11日当日の集合前に、2015年8月に交通事故で亡くなった五十嵐 裕先生のお参りに、円福寺まで行きました。五十嵐先生は私より少し年上で、約20年前に五十嵐小児科を仙台市高森町に開き、大阪の野瀬先生と共に小児内分泌を中心としたクリニックの先駆けとなった先生です。私が開業してからも、親しくおつきあいをさせていただいていました。まだ、お墓が建っていないので、五十嵐先生の遺骨は、大きな本堂に寂しそうにまつられていました。
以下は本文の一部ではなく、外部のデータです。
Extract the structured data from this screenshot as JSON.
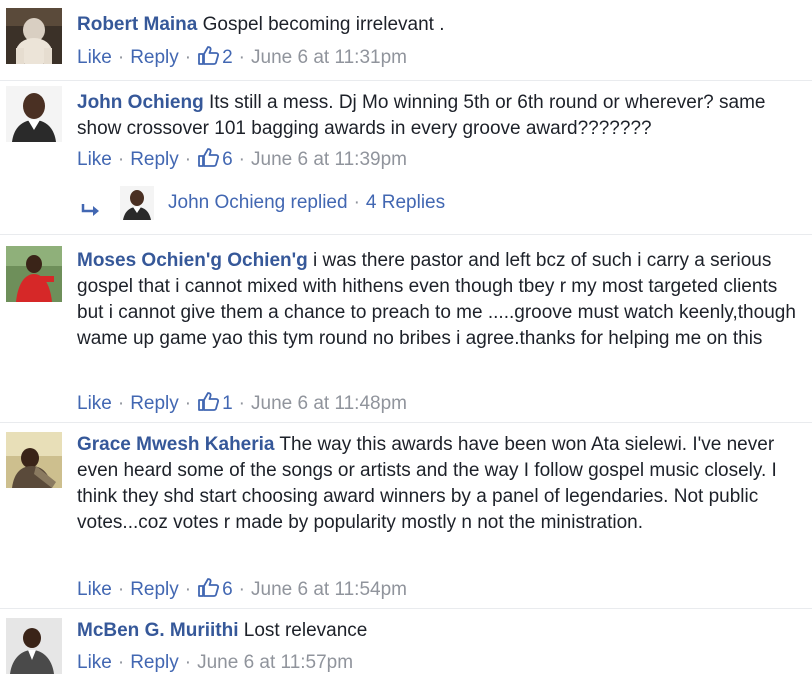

ジョイントコンサートでは、我々東京大学音楽部OB合唱団アカデミカコールはトップバッターで、「お気に入りの歌たち~委嘱作品オムニバス~」と題して、我々が現役のときからOB合唱団までのあいだの我々の委嘱作品をオムニバスで歌いました。現役の3年生の時に高田三郎先生に委嘱した「晴夜・異郷の雪」より「晴夜」、OB合唱団が1991年に多田武彦先生に委嘱して多田先生自身の指揮で初演した「東京景物詩」より「冬の夜の物語」、2002年に正岡子規の短歌にドイツ在住の番場俊之先生が作曲した「桜茂りて」より「夏の歌」、1967年の学生時代の東京六大学合唱連盟演奏会の合同演奏のために藤原義久先生に委嘱し、前田幸市郎先生の指揮で初演した「四つの祈りの歌」より「ロンド・アレルヤ」、2014年に三澤洋史先生に委嘱し、三澤先生自身の指揮により東京六大学OB合唱連盟演奏会で初演した「三つのイタリア語の祈り」より「Ave Maria」を、団内指揮者の酒井雅裕さんの指揮、三木蓉子さんのピアノ伴奏で演奏しました。私は、これらの全ての委嘱作品を初演のステージで歌っているので、感慨深いものがありありました。1曲毎に会場から拍手がわき、納得のいく演奏ができたと思います。

北海道大学は、上田真樹作曲の「終わりのない歌」、九州大学はCapletとKodalyの「2つのGloria」、東北大学は約100名で多田武彦作曲の「富士山」をそれぞれ演奏しました。最後のステージは合同演奏で、約240名がステージ狭しと並び、それぞれの合唱団の地方にちなんだ歌を歌いました。東北の「青葉城恋歌」、九州の「柳河」、北海道の「この道」、東京は関東まで広げて「箱根八里」を全員で大合唱しました。アンコールの「齋太郎節」はご当地ソングとあって、会場から手拍子が打ち鳴らされ、初めての経験で感動しました。「齋太郎節」最後のfffは全員声を張り上げ、会場中に声が響き渡りました。締めは会場の人たちと「遙かな友に」を歌って終演となりました。今回のジョイントコンサートは、私も東京大学から実行委員の一人として、企画の最初から参加してきたので思い入れがあり、会場の人たちと「遙かな友に」を歌ったときには、胸が熱くなりました。